Membebaskan sepenuhnya cara berpikir serta berperilaku dari konstruksi sosial buatan budaya patriarki ternyata adalah hal yang benar-benar susah untuk dilakukan, atau setidaknya itulah yang saya rasakan. Bukannya tidak jarang saya, tanpa sadar, terjebak mengikuti arus pemikiran budaya ini, bahkan kemudian berperan sebagai pemandu sorak yang mendukung. Gaswat,nih!
Mungkin candaan Bapak Snydez memelesetkan budaya patriarki sebagai aki-aki [kakek-kakek] patri yang hebat,benar adanya.
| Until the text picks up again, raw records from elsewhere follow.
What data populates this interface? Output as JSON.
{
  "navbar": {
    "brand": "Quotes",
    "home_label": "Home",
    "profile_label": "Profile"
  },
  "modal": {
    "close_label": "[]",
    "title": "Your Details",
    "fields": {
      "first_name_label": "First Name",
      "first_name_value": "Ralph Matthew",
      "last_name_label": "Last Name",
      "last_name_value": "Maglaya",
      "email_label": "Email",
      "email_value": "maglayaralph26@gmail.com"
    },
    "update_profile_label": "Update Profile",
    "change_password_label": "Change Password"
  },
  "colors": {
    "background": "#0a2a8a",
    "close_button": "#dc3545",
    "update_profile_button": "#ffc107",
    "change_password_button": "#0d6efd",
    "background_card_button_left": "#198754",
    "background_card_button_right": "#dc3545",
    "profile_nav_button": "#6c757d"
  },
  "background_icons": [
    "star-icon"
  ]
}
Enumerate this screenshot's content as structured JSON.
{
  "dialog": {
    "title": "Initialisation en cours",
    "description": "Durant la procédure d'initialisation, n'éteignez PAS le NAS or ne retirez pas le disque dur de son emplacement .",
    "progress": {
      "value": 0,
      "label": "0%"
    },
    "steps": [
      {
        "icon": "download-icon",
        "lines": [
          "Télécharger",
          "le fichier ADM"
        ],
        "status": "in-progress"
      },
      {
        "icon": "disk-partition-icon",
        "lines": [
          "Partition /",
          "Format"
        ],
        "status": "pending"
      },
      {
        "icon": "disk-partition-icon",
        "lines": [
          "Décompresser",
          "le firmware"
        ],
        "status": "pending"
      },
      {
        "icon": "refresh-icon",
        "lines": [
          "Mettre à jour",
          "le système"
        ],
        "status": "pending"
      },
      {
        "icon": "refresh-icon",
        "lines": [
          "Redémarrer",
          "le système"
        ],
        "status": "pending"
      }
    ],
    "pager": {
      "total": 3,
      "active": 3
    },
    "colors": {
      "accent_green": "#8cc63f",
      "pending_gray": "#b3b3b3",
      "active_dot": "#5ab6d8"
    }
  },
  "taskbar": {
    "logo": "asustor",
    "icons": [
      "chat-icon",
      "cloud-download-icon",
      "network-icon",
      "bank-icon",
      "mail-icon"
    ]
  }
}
Konstruksi budaya ini sudah aki-aki, tapi kok ya nggak impoten-impoten juga. :D
Saya jadi ingat salah seorang kawan, sambil berseloroh berkata "mikir amat sih, soal reputasi perempuan baik-baik!", ketika suatu waktu beberapa tahun yang lalu terlalu kuatir terlihat 'murah' karena ragu untuk membeli sebuah atasan halter neck hitam. Padahal saya suka sekali modelnya dan yakin akan terlihat seksi di dalamnya, dan hehehe, saya harus mengakui ini : sebenarnya saya senang menampilkan seksualitas saya sebagai perempuan. ;-). Bukan dari segi penampilan saja, tapi dari sikap, gesture, cara berbicara dan segala aspek dalam kehidupan saya. Tapi kesenangan tersebut berkali-kali harus saya tekan, karena takut disebut bukan perempuan baik-baik.
Padahal, dikotomi perempuan baik-baik dan perempuan tidak baik-baik murni konstruksi dari budaya patriarki. Bagi budaya ini, seorang perempuan haruslah bersikap keibuan, lembut, mengayomi, lemah-lembut, sensitif, harus dilindungi, tidak menampilkan seksualitas, pasif dan seterus-seterusnya, nilai-nilai inilah yang kemudian disebarkan oleh budaya patriarki untuk mendefinisikan 'perempuan baik-baik' - di luar itu, seorang perempuan akan dilabeli sebagai perempuan tidak baik-baik.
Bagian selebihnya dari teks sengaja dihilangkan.